Monday, December 28, 2015

Declaratory Judgment Granted on Default Serves as Res Judicata of Previously Commenced Provider Recovery Claim

NO-FAULT – DECLARATORY JUDGMENT – DEFAULT JUDGMENT – RES JUDICATA
Daily Med. Equip. Distrib. Ctr., Inc. v. American Tr. Ins. Co.
(App. Term, 2nd Dept., decided 12/18/2015)

Collateral estoppel is issue preclusion.  Res judicata, Latin for "a matter [already] judged", is claim preclusion.

Plaintiff provider sued American Transit in Queens Civil for for medical supplies provided to its assignor.  After this action was commenced, American Transit commenced a declaratory judgment action in Bronx Supreme against the assignor and all billing providers.  All defendants defaulted in that Bronx Supreme action, and Supreme Court granted American Transit's motion for a default judgment against all defendants, finding that all defendant providers, including the plaintiff in this action, Daily Medical Equipment Distribution Center, were not entitled to recover no-fault benefits arising out of the subject motor vehicle accident.  American Transit then cross-moved for summary judgment in this action based on the declaratory judgment that had been granted by default in Bronx Supreme.
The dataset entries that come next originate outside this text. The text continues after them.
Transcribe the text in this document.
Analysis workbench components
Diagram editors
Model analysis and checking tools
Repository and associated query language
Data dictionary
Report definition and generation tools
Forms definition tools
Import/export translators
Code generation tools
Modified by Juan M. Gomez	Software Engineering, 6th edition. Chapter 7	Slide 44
In AFFIRMING Queens Civil's order that denied plaintiff's motion and granted American Transit's cross motion for summary judgment, the Appellate Term agreed that res judicata applied to preclude plaintiff's claim for recovery, even though the declaratory judgment had been granted on default:
Contrary to plaintiff's contention, the instant action is barred under the doctrine of res judicata based upon the declaratory judgment (see Vital Meridian Acupuncture, P.C. v Republic W. Ins. Co., 46 Misc 3d 147[A], 2015 NY Slip Op 50222[U] [App Term, 2d, 11th & 13th Jud Dists 2015]; EBM Med. Health Care, P.C. v Republic W. Ins., 38 Misc 3d 1 [App Term, 2d, 11th & 13th Jud Dists 2012]). To hold otherwise could result in a judgment in this action which would destroy or impair rights established by the Supreme Court (see Schuykill Fuel Corp. v Nieberg Realty Corp., 250 NY 304, 306—307 [1929]; Ava Acupuncture, P.C. v NY Cent. Mut. Fire Ins. Co., 34 Misc 3d 149[A], 2012 NY Slip Op 50233[U] [App Term, 2d, 11th & 13th Jud Dists 2012]). Moreover, the declaratory judgment is a conclusive final determination notwithstanding that it may have been entered on default (see Lazides v P & G Enters., 58 AD3d 607 [2009]; Matter of Allstate Ins. Co. v Williams, 29 AD3d 688, 690 [2006]; Matter of Eagle Ins. Co. v Facey, 272 AD2d 399 [2000]; Ava Acupuncture, P.C. v NY Cent. Mut. Fire Ins. Co., 34 Misc 3d 149[A], 2012 NY Slip Op 50233[U]).